Am J Hum Genet. 2012 Jul 13;91(1):122-38. doi: 10.1016/j.ajhg.2012.05.024. Epub 2012 Jun 28.
Genome-wide association studies (GWASs) are commonly used for the mapping of genetic loci that influence complex traits. A problem that is often encountered in both population-based and family-based GWASs is that of identifying cryptic relatedness and population stratification because it is well known that failure to appropriately account for both pedigree and population structure can lead to spurious association. A number of methods have been proposed for identifying relatives in samples from homogeneous populations. A strong assumption of population homogeneity, however, is often untenable, and many GWASs include samples from structured populations. Here, we consider the problem of estimating relatedness in structured populations with admixed ancestry. We propose a method, REAP (relatedness estimation in admixed populations), for robust estimation of identity by descent (IBD)-sharing probabilities and kinship coefficients in admixed populations. REAP appropriately accounts for population structure and ancestry-related assortative mating by using individual-specific allele frequencies at SNPs that are calculated on the basis of ancestry derived from whole-genome analysis. In simulation studies with related individuals and admixture from highly divergent populations, we demonstrate that REAP gives accurate IBD-sharing probabilities and kinship coefficients. We apply REAP to the Mexican Americans in Los Angeles, California (MXL) population sample of release 3 of phase III of the International Haplotype Map Project; in this sample, we identify third- and fourth-degree relatives who have not previously been reported. We also apply REAP to the African American and Hispanic samples from the Women's Health Initiative SNP Health Association Resource (WHI-SHARe) study, in which hundreds of pairs of cryptically related individuals have been identified.

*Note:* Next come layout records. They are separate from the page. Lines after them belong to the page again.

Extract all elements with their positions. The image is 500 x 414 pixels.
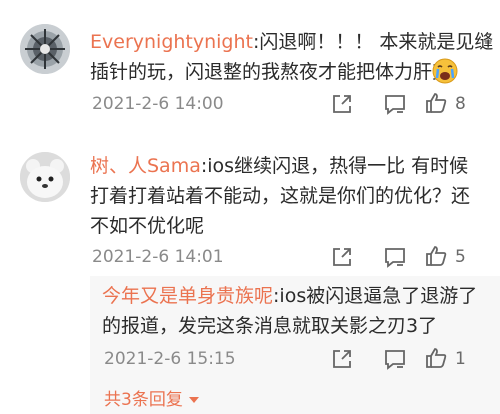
- like-count: 1: [455, 349, 466, 369]
- comment-icon[interactable]: [383, 92, 407, 120]
- comment-username[interactable]: 树、人Sama: [90, 155, 201, 177]
- comment-text-line-3: 不如不优化呢: [90, 215, 205, 237]
- like-icon[interactable]: [424, 244, 448, 272]
- like-count: 5: [455, 247, 466, 267]
- reply-section: 今年又是单身贵族呢:ios被闪退逼急了退游了 的报道，发完这条消息就取关影之刃3…: [90, 276, 500, 414]
- like-count: 8: [455, 94, 466, 114]
- share-icon[interactable]: [330, 245, 354, 273]
- reply-text-line-1: 今年又是单身贵族呢:ios被闪退逼急了退游了: [102, 285, 478, 307]
- comment-username[interactable]: Everynightynight: [90, 31, 253, 53]
- comment-text-line-2: 打着打着站着不能动，这就是你们的优化？还: [90, 185, 471, 207]
- crying-emoji-icon: [432, 58, 458, 88]
- comment-icon[interactable]: [383, 245, 407, 273]
- comment-text-line-1: Everynightynight:闪退啊！！！ 本来就是见缝: [90, 31, 494, 53]
- comment-time: 2021-2-6 14:01: [92, 247, 224, 267]
- comment-time: 2021-2-6 14:00: [92, 94, 224, 114]
- comment-icon[interactable]: [383, 347, 407, 375]
- share-icon[interactable]: [330, 347, 354, 375]
- reply-time: 2021-2-6 15:15: [104, 349, 236, 369]
- avatar[interactable]: [20, 152, 70, 202]
- share-icon[interactable]: [330, 92, 354, 120]
- comment-text-line-1: 树、人Sama:ios继续闪退，热得一比 有时候: [90, 155, 469, 177]
- reply-text-line-2: 的报道，发完这条消息就取关影之刃3了: [102, 315, 438, 337]
- chevron-down-icon: [188, 389, 200, 411]
- comment-text-line-2: 插针的玩，闪退整的我熬夜才能把体力肝完: [90, 61, 452, 83]
- like-icon[interactable]: [424, 91, 448, 119]
- reply-username[interactable]: 今年又是单身贵族呢: [102, 285, 273, 307]
- avatar[interactable]: [20, 24, 70, 74]
- like-icon[interactable]: [424, 346, 448, 374]
- view-more-replies-link[interactable]: 共3条回复: [104, 389, 200, 411]
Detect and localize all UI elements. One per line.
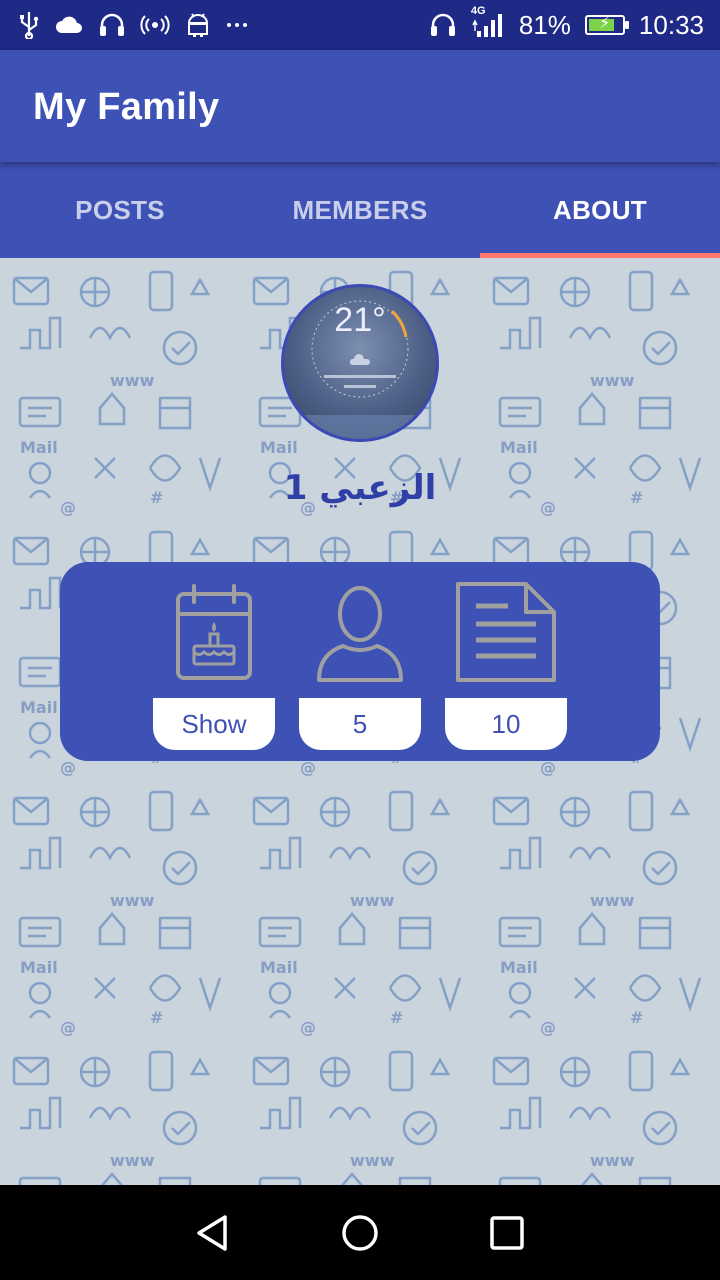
members-count: 5 <box>299 698 421 750</box>
battery-icon: ⚡ <box>584 15 629 35</box>
avatar-temperature: 21° <box>334 301 386 339</box>
hotspot-icon <box>140 13 170 37</box>
clock: 10:33 <box>638 9 704 40</box>
usb-icon <box>18 11 40 39</box>
tab-posts[interactable]: POSTS <box>0 162 240 258</box>
network-type: 4G <box>470 5 486 17</box>
birthdays-value: Show <box>153 698 275 750</box>
family-avatar[interactable]: 21° <box>281 284 439 442</box>
headset-icon <box>98 12 126 38</box>
app-title: My Family <box>33 86 220 128</box>
battery-percent: 81% <box>518 9 571 40</box>
android-icon <box>184 12 212 38</box>
home-icon[interactable] <box>330 1203 390 1263</box>
tab-bar: POSTS MEMBERS ABOUT <box>0 162 720 258</box>
app-bar: My Family <box>0 50 720 162</box>
tab-about[interactable]: ABOUT <box>480 162 720 258</box>
cloud-icon <box>54 15 84 35</box>
posts-stat[interactable]: 10 <box>445 580 567 752</box>
members-stat[interactable]: 5 <box>299 580 421 752</box>
status-bar-right: 4G 81% ⚡ 10:33 <box>429 5 704 41</box>
tab-members[interactable]: MEMBERS <box>240 162 480 258</box>
posts-count: 10 <box>445 698 567 750</box>
birthday-calendar-icon <box>153 580 275 690</box>
more-dots-icon <box>226 21 248 29</box>
back-icon[interactable] <box>183 1203 243 1263</box>
headset-icon <box>429 12 457 38</box>
signal-icon: 4G <box>471 5 505 39</box>
recents-icon[interactable] <box>477 1203 537 1263</box>
status-bar: 4G 81% ⚡ 10:33 <box>0 0 720 50</box>
navigation-bar <box>0 1185 720 1280</box>
stats-card: Show 5 10 <box>60 562 660 761</box>
family-name: الزعبي 1 <box>283 468 437 508</box>
birthdays-stat[interactable]: Show <box>153 580 275 752</box>
status-bar-left <box>18 11 248 39</box>
document-icon <box>445 580 567 690</box>
about-page: www Mail # @ 21° الزعبي 1 <box>0 258 720 1185</box>
person-icon <box>299 580 421 690</box>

全基因组关联研究(GWAS)常用于遗传基因座的映射,这些基因座影响复杂性状。在基于人群和基于家族的 GWAS 中经常遇到的一个问题是识别隐性亲缘关系和群体分层,因为众所周知,不适当考虑系谱和人口结构都可能导致虚假关联。已经提出了许多方法来识别同质人群样本中的亲属。然而,对群体同质性的强烈假设通常是站不住脚的,许多 GWAS 包括来自结构人群的样本。在这里,我们考虑在具有混合血统的结构人群中估计亲缘关系的问题。我们提出了一种方法,即 REAP(混合人群中的亲缘关系估计),用于在混合人群中稳健估计血缘关系(IBD)共享概率和亲缘系数。REAP 通过使用基于全基因组分析得出的祖先衍生的个体特异性 SNP 等位基因频率来适当考虑人口结构和与祖先相关的交配选择,从而正确地估计人口结构和与祖先相关的交配选择。在与相关个体和高度分化群体的混合模拟研究中,我们证明 REAP 可以给出准确的 IBD 共享概率和亲缘系数。我们将 REAP 应用于 Phase III 国际单体型图谱项目第三版的加利福尼亚州洛杉矶的墨西哥裔美国人(MXL)人群样本;在该样本中,我们确定了以前未报告的第三和第四代亲属。我们还将 REAP 应用于妇女健康倡议 SNP 健康关联资源(WHI-SHARe)研究中的非裔美国人和西班牙裔样本,其中已经确定了数百对隐性相关的个体。